Are you sure the RID is going to come out the same for two slightly different masterings of the same song? For instance, a version of a song that got remastered for a greatest hits collection. If I understand the way the RIDs are calculated, even a slight difference in volume would cause a different RID. Or am I wrong about that?
You're correct. In fact, even a difference in encoding (an upgrade of Lame, for instance, or different Lame options, or the use of mp3gain) would cause a different RID.

Deduplication by RID is a solved problem -- we do it for the Karma. Toby and the others in this thread are talking about deduplication when the RID is different. It's effectively impossible to do automatically(*), but right now there aren't even tools to help you do it manually. It's not IMO a player-side problem, it's a PC-side problem (though it's easiest to patch up when your PC-side filesystem supports symbolic links).

(The "ve" in that comment wasn't "ve at Empeg", it was just meant to be me getting all Dr Strangelove on the ass of my own music collection.)

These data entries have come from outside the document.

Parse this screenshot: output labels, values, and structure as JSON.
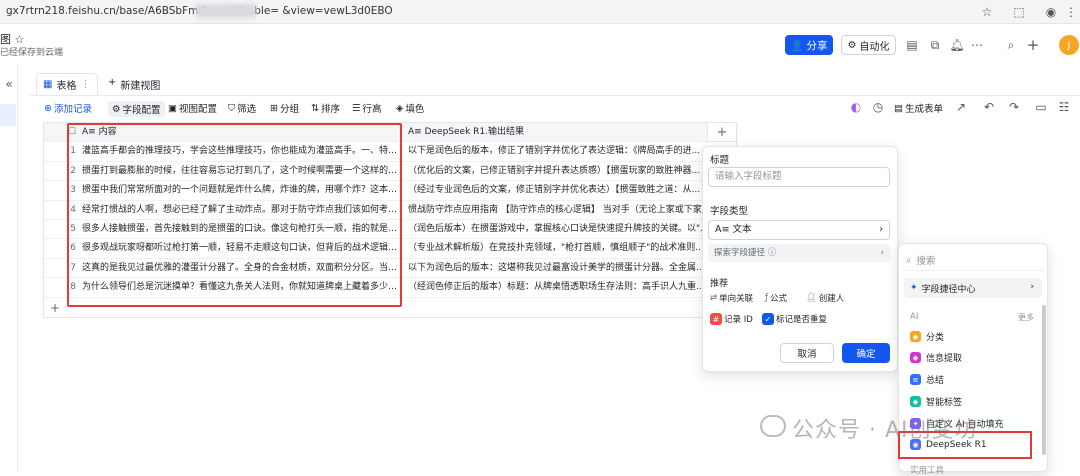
{
  "browser": {
    "url": "gx7rtrn218.feishu.cn/base/A6BSbFmi5ar                      siU?table=              &view=vewL3d0EBO"
  },
  "doc": {
    "title": "图 ☆",
    "subtitle": "已经保存到云端"
  },
  "header": {
    "share_label": "分享",
    "automation_label": "自动化",
    "avatar_letter": "J"
  },
  "tabs": {
    "table_label": "表格",
    "new_view_label": "新建视图"
  },
  "toolbar": {
    "add_record": "添加记录",
    "field_config": "字段配置",
    "view_config": "视图配置",
    "filter": "筛选",
    "group": "分组",
    "sort": "排序",
    "row_height": "行高",
    "fill": "填色",
    "gen_form": "生成表单"
  },
  "grid": {
    "col1_header": "内容",
    "col2_header": "DeepSeek R1.输出结果",
    "rows": [
      {
        "n": "1",
        "c1": "灌篮高手都会的推理技巧，学会这些推理技巧，你也能成为灌篮高手。一、特殊...",
        "c2": "以下是润色后的版本，修正了错别字并优化了表达逻辑：《牌局高手的进..."
      },
      {
        "n": "2",
        "c1": "掼蛋打到最膨胀的时候，往往容易忘记打到几了，这个时候啊需要一个这样的计...",
        "c2": "（优化后的文案，已修正错别字并提升表达质感）【掼蛋玩家的致胜神器..."
      },
      {
        "n": "3",
        "c1": "掼蛋中我们常常所面对的一个问题就是炸什么牌，炸谁的牌，用哪个炸？这本由...",
        "c2": "（经过专业润色后的文案，修正错别字并优化表达）【掼蛋致胜之道：从..."
      },
      {
        "n": "4",
        "c1": "经常打惯战的人啊，想必已经了解了主动炸点。那对于防守炸点我们该如何考虑...",
        "c2": "惯战防守炸点应用指南 【防守炸点的核心逻辑】 当对手（无论上家或下家..."
      },
      {
        "n": "5",
        "c1": "很多人接触掼蛋，首先接触到的是掼蛋的口诀。像这句枪打头一顺，指的就是如...",
        "c2": "（润色后版本）在掼蛋游戏中，掌握核心口诀是快速提升牌技的关键。以\"..."
      },
      {
        "n": "6",
        "c1": "很多观战玩家呀都听过枪打第一顺，轻易不走顺这句口诀，但背后的战术逻辑你...",
        "c2": "（专业战术解析版）在竞技扑克领域，\"枪打首顺，慎组顺子\"的战术准则..."
      },
      {
        "n": "7",
        "c1": "这真的是我见过最优雅的灌蛋计分器了。全身的合金材质，双面积分分区。当你...",
        "c2": "以下为润色后的版本：这堪称我见过最富设计美学的掼蛋计分器。全金属..."
      },
      {
        "n": "8",
        "c1": "为什么领导们总是沉迷摸单？看懂这九条关人法则，你就知道牌桌上藏着多少职...",
        "c2": "（经润色修正后的版本）标题：从牌桌悟透职场生存法则：高手识人九重..."
      }
    ]
  },
  "field_panel": {
    "title_label": "标题",
    "title_placeholder": "请输入字段标题",
    "type_label": "字段类型",
    "type_value": "文本",
    "explore_label": "探索字段捷径 ⓘ",
    "recommend_label": "推荐",
    "chips": [
      "单向关联",
      "公式",
      "创建人",
      "记录 ID",
      "标记是否重复"
    ],
    "cancel": "取消",
    "ok": "确定"
  },
  "dropdown": {
    "search_placeholder": "搜索",
    "center_label": "字段捷径中心",
    "ai_label": "AI",
    "more_label": "更多",
    "items": [
      "分类",
      "信息提取",
      "总结",
      "智能标签",
      "自定义 AI 自动填充",
      "DeepSeek R1"
    ],
    "footer_label": "实用工具"
  },
  "watermark": {
    "text": "公众号 · AI创变坊"
  },
  "colors": {
    "accent": "#1456f0",
    "highlight": "#e53935"
  }
}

I've said this before, but IMO the area of tools for letting you get a firm grip on a large music collection is where the next great opportunity lies for being much better than the current state of the art of digital music software.

Peter

(*) "Go" and "Go (Woodtick Mix)" are the same song, but "Leo Leo" and "Leo Leo (Featuring Raagman)" aren't the same song, despite being exactly the same length and indeed binary-identical as WAVs for the first and last 10s.